Helping Women Manage Eating Disorders during Pregnancy
Eating for two when eating for one is a struggle
Experts say the key to a successful pregnancy for a woman with a history of an eating disorder is to get help as early as possible and to find an OB/GYN who understands her situation. For example, a doctor sympathetic to her patient’s weight concerns will weigh her backwards at the monthly weight checks so the patient can’t see the numbers on the scale.
Debra Franko, program director for the Harvard Eating Disorders Center, has written extensively about detecting and managing eating disorders in pregnancy. In the June 2000 issue of Obstetrics and Gynecology, she and co-author Emily Spurrell suggested three warning signs obstetricians should watch for: “Lack of weight gain in two consecutive visits in the second trimester, history of an eating disorder and hyperemesis gravidarum,” that severe vomiting associated with pregnancy. They recommended a team approach to treatment where the patient works with her OB, a mental health professional, and a nutritionist. With the exception of a few setbacks, it was that three-pronged approach which helped Watts through her first pregnancy.
Navigating the Postpartum Period
Women with eating disorders are especially vulnerable to postpartum depression since about half have also suffered from depression at some point before pregnancy. And while eating disorder symptoms tend to dissipate during pregnancy, they may resurface after the baby is born. Dr. Kim Pearson, a perinatal and reproductive psychiatrist at Massachusetts General Hospital in Boston, explains, “They may have worked very hard not to have symptoms during pregnancy. Then, afterwards, if they’re really struggling with their new role and new body, that can make symptoms worse.”
Dr.

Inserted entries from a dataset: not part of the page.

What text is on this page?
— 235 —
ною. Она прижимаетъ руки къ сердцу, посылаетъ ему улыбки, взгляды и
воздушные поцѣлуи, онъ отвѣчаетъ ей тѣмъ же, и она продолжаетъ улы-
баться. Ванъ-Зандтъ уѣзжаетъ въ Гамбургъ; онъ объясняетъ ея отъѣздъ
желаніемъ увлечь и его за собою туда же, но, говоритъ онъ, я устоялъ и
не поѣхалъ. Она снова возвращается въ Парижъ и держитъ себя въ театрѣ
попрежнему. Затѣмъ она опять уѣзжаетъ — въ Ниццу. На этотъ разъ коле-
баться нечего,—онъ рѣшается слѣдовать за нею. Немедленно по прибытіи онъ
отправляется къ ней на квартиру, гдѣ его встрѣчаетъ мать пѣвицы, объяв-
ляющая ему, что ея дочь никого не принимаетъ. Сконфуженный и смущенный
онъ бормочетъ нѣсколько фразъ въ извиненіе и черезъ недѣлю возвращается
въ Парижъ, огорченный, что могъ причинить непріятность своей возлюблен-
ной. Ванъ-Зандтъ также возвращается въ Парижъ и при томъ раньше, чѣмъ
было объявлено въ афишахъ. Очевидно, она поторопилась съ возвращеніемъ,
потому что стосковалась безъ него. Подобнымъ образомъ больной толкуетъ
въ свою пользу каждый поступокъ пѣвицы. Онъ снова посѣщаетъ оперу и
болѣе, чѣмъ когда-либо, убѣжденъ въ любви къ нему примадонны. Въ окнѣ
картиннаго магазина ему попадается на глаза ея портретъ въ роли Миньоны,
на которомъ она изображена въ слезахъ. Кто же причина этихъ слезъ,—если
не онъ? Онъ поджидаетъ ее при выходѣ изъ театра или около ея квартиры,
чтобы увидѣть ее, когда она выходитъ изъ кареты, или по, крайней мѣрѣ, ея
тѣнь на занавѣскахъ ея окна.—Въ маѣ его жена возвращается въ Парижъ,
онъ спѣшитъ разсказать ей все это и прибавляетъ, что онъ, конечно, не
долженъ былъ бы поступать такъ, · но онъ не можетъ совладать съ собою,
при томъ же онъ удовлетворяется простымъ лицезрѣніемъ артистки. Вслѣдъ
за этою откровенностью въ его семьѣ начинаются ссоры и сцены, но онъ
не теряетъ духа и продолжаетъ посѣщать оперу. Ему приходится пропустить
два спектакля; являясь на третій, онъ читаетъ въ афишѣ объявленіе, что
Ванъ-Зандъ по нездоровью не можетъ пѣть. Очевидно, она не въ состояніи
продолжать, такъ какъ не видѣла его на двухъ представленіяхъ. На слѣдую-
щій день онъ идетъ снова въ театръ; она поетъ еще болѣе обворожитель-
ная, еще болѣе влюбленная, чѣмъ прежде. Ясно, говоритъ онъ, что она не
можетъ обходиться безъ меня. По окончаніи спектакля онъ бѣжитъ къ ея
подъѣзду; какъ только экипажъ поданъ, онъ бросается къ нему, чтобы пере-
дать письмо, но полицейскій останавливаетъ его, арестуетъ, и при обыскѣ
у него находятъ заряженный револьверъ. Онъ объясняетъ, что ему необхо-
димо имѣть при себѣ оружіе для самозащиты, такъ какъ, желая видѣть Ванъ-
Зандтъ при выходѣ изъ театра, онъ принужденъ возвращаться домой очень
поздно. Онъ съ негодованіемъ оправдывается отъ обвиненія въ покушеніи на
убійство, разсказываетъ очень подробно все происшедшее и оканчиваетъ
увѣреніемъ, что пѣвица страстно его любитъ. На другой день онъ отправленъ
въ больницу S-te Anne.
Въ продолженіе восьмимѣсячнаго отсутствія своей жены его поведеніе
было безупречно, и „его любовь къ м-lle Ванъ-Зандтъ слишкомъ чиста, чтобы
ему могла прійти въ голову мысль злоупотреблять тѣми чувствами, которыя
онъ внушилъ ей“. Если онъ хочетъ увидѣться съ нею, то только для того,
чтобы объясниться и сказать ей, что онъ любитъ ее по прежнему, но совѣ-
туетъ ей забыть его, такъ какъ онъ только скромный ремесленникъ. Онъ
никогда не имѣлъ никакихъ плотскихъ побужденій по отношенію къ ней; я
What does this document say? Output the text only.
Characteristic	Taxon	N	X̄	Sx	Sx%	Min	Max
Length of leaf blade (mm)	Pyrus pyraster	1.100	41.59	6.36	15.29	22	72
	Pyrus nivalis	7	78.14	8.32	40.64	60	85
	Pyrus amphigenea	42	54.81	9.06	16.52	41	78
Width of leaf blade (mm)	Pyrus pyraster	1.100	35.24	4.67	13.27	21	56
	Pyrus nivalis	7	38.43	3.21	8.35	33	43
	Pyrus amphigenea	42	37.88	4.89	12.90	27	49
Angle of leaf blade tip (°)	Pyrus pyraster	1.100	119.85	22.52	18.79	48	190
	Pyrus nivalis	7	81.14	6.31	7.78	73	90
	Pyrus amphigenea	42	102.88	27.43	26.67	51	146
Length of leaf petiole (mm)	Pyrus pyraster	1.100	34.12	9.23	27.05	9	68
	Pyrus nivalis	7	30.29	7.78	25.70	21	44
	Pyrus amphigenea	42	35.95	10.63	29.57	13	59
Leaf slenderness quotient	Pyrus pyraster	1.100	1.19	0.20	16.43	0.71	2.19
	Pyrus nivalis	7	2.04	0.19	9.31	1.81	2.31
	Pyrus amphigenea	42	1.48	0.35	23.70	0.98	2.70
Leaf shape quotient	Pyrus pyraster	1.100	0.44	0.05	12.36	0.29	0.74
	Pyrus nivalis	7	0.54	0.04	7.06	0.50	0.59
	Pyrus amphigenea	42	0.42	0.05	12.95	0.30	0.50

Diana Dell of Duke University adds that when these women were pregnant, society said it was OK for them to eat more and gain weight. “Once the baby is out, that cultural protection is gone. Plus, there is cultural pressure to regain the previous level of thinness,” notes Dell. Just think of all the post-baby photos of any celebrity who has recently given birth. Do they ever look like they’re even wearing maternity clothes a few months postpartum? For most women, it takes a while—sometimes up to nine months or longer—to lose all of their pregnancy weight.